Source: BNP Paribas Wealth Management, Bloomberg, 27 Dec 2018
Chinese Government is now applying targeted fiscal and monetary policies to ease the pain of the slowdown
If it is required, depending on the trade tensions, fiscal stimulus could be up to 2% of GDP. In addition, the currency is stable, unlike the prior volatility episodes, and capital outflows remain contained.
How could investors navigate in this environment?
On one hand, investors should invest in strategies that cope with higher volatility; while on the other hand, the volatility creates good entry points for investments in multi-year Asian themes and megatrends. BNP Paribas Wealth Management has published the 10 Investment Themes for 2019, which could help investors to find their directions.
- Themes 1 & 2: focus on reducing exposure to volatility and equipping investment portfolios with defensive quality assets
- Themes 3 & 4: “Internationalisation of China’s Financial Markets” and spillover effects of “International Trade Tensions” seek opportunities within selected parts of the deeply discounted Asian bond and equity markets.
- Themes 5 – 9: focus on megatrends that will drive secular growth on a multi-year basis.
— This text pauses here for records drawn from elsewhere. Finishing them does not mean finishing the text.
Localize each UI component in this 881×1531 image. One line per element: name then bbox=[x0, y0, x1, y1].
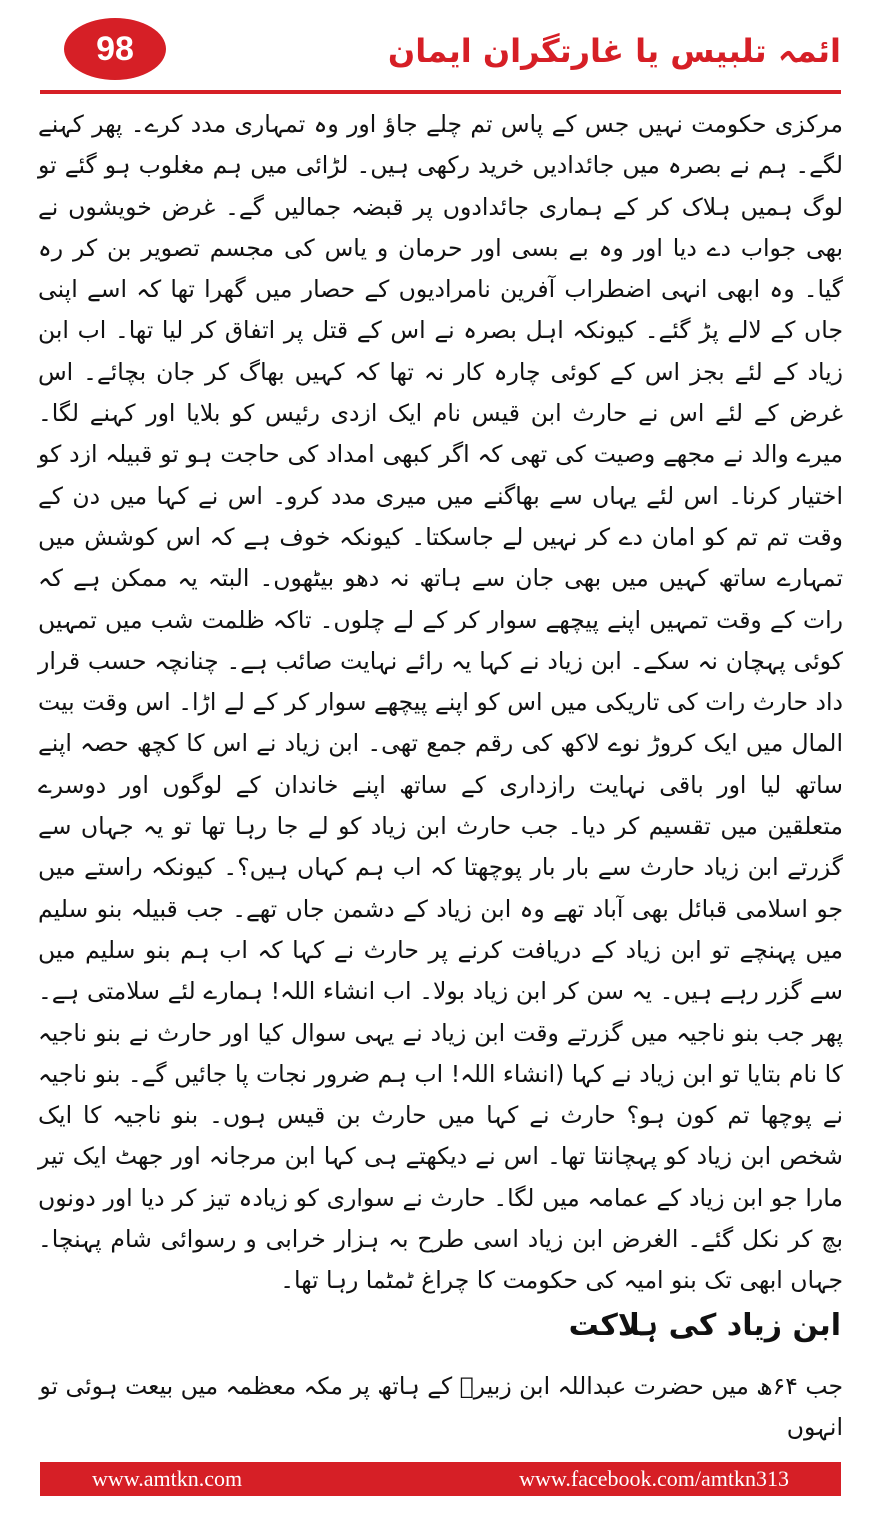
footer-bar bbox=[40, 1462, 841, 1496]
section-first-line: جب ۶۴ھ میں حضرت عبداللہ ابن زبیرؓ کے ہاتھ پر مکہ معظمہ میں بیعت ہوئی تو انہوں bbox=[39, 1372, 843, 1441]
running-title: ائمہ تلبیس یا غارتگران ایمان bbox=[387, 32, 841, 70]
page-number-badge bbox=[64, 18, 166, 80]
footer-website-link[interactable]: www.amtkn.com bbox=[92, 1466, 243, 1491]
section-heading: ابن زیاد کی ہلاکت bbox=[568, 1308, 841, 1343]
page-number: 98 bbox=[96, 29, 134, 68]
body-paragraph: مرکزی حکومت نہیں جس کے پاس تم چلے جاؤ اور وہ تمہاری مدد کرے۔ پھر کہنے لگے۔ ہم نے بصرہ میں جائدادیں خرید رکھی ہیں۔ لڑائی میں ہم مغلوب ہو گئے تو لوگ ہمیں ہلاک کر کے ہماری جائدادوں پر قبضہ جمالیں گے۔ غرض خویشوں نے بھی جواب دے دیا اور وہ بے بسی اور حرمان و یاس کی مجسم تصویر بن کر رہ گیا۔ وہ ابھی انہی اضطراب آفرین نامرادیوں کے حصار میں گھرا تھا کہ اسے اپنی جاں کے لالے پڑ گئے۔ کیونکہ اہل بصرہ نے اس کے قتل پر اتفاق کر لیا تھا۔ اب ابن زیاد کے لئے بجز اس کے کوئی چارہ کار نہ تھا کہ کہیں بھاگ کر جان بچائے۔ اس غرض کے لئے اس نے حارث ابن قیس نام ایک ازدی رئیس کو بلایا اور کہنے لگا۔ میرے والد نے مجھے وصیت کی تھی کہ اگر کبھی امداد کی حاجت ہو تو قبیلہ ازد کو اختیار کرنا۔ اس لئے یہاں سے بھاگنے میں میری مدد کرو۔ اس نے کہا میں دن کے وقت تم تم کو امان دے کر نہیں لے جاسکتا۔ کیونکہ خوف ہے کہ اس کوشش میں تمہارے ساتھ کہیں میں بھی جان سے ہاتھ نہ دھو بیٹھوں۔ البتہ یہ ممکن ہے کہ رات کے وقت تمہیں اپنے پیچھے سوار کر کے لے چلوں۔ تاکہ ظلمت شب میں تمہیں کوئی پہچان نہ سکے۔ ابن زیاد نے کہا یہ رائے نہایت صائب ہے۔ چنانچہ حسب قرار داد حارث رات کی تاریکی میں اس کو اپنے پیچھے سوار کر کے لے اڑا۔ اس وقت بیت المال میں ایک کروڑ نوے لاکھ کی رقم جمع تھی۔ ابن زیاد نے اس کا کچھ حصہ اپنے ساتھ لیا اور باقی نہایت رازداری کے ساتھ اپنے خاندان کے لوگوں اور دوسرے متعلقین میں تقسیم کر دیا۔ جب حارث ابن زیاد کو لے جا رہا تھا تو یہ جہاں سے گزرتے ابن زیاد حارث سے بار بار پوچھتا کہ اب ہم کہاں ہیں؟۔ کیونکہ راستے میں جو اسلامی قبائل بھی آباد تھے وہ ابن زیاد کے دشمن جاں تھے۔ جب قبیلہ بنو سلیم میں پہنچے تو ابن زیاد کے دریافت کرنے پر حارث نے کہا کہ اب ہم بنو سلیم میں سے گزر رہے ہیں۔ یہ سن کر ابن زیاد بولا۔ اب انشاء اللہ! ہمارے لئے سلامتی ہے۔ پھر جب بنو ناجیہ میں گزرتے وقت ابن زیاد نے یہی سوال کیا اور حارث نے بنو ناجیہ کا نام بتایا تو ابن زیاد نے کہا (انشاء اللہ! اب ہم ضرور نجات پا جائیں گے۔ بنو ناجیہ نے پوچھا تم کون ہو؟ حارث نے کہا میں حارث بن قیس ہوں۔ بنو ناجیہ کا ایک شخص ابن زیاد کو پہچانتا تھا۔ اس نے دیکھتے ہی کہا ابن مرجانہ اور جھٹ ایک تیر مارا جو ابن زیاد کے عمامہ میں لگا۔ حارث نے سواری کو زیادہ تیز کر دیا اور دونوں بچ کر نکل گئے۔ الغرض ابن زیاد اسی طرح بہ ہزار خرابی و رسوائی شام پہنچا۔ جہاں ابھی تک بنو امیہ کی حکومت کا چراغ ٹمٹما رہا تھا۔ bbox=[38, 110, 843, 1295]
footer-facebook-link[interactable]: www.facebook.com/amtkn313 bbox=[519, 1466, 789, 1491]
header-divider bbox=[40, 90, 841, 94]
It is important to utilize volatility as our friend. We would gradually add to these themes when market opportunities reveal.
- Theme 10: covers the importance of dollar diversification via attractive Emerging Market currency carry in 2019.
Investment Themes 2019 at a glance
Perhaps investors have been discounting a downturn too early. This in turn presents opportunities in equity markets that have been heavily penalized.
In addition, dollar yields are materially higher at the short end of the curve, creating attractive income potential for fixed income for the first time since the financial crisis. Finally, we expect the dollar to weaken due to slower growth and higher deficits. All these represent new opportunities for investors in 2019.